The third confusing tradition for me is Santa Claus. I know of few other ways to upset people as much as offending Santa, settle down, I’m not attacking him. I’ve seen the same shows as everyone else, and appreciated what Santa traditions add to the merriment. However, I also have curiously perused the annual pictures of screaming and terrified children sitting upon the lap of a portly elderly man tasked with the paramount duty of wrestling multiple children while trying to look merry and jolly. I watch grown adults blatantly lie to children about Santa’s existence, well knowing that if it was the kids were lying to the parents, severe punishment would result. Integrity is fudged, more money is spent to provide “Santa’s gifts” along with family gifts, and children psychologically navigate being told suddenly to sit on the lap of a bearded stranger dressed in red fuzzy clothing and tell him their deepest wishes.

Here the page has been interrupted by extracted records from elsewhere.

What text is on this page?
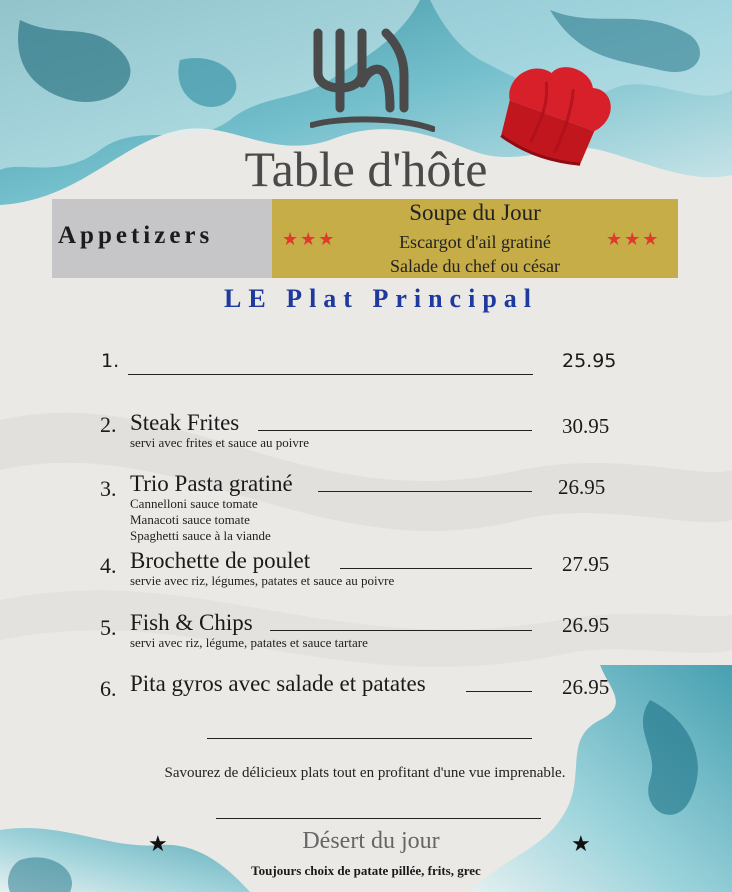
Table d'hôte
Appetizers	★★★	★★★
Soupe du Jour
Escargot d'ail gratiné
Salade du chef ou césar
LE Plat Principal
1.	25.95
2. Steak Frites
servi avec frites et sauce au poivre
30.95
3. Trio Pasta gratiné
Cannelloni sauce tomate
Manacoti sauce tomate
Spaghetti sauce à la viande
26.95
4. Brochette de poulet
servie avec riz, légumes, patates et sauce au poivre
27.95
5. Fish & Chips
servi avec riz, légume, patates et sauce tartare
26.95
6. Pita gyros avec salade et patates	26.95
Savourez de délicieux plats tout en profitant d'une vue imprenable.
★	★
Désert du jour
Toujours choix de patate pillée, frits, grec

Certainly, the founders of this tradition outdid themselves.

I realize Christmas revelers are a devout and dedicated group, and in the blink of an eye they can change from their sparkly sweaters into the defenders of the Yuletide. I mean no offense to them, and cringe thinking of the personal attacks on my humanness and Christmas spirit that may result from my musings. I like Christmas, I really do. However, the traditions thoroughly confuse me, and probably will continue to. Yet, from my confusion, I extend a Merry Christmas to all readers, especially a sincere hope for the spirit of the reality of true Christmas, with Christ at the center.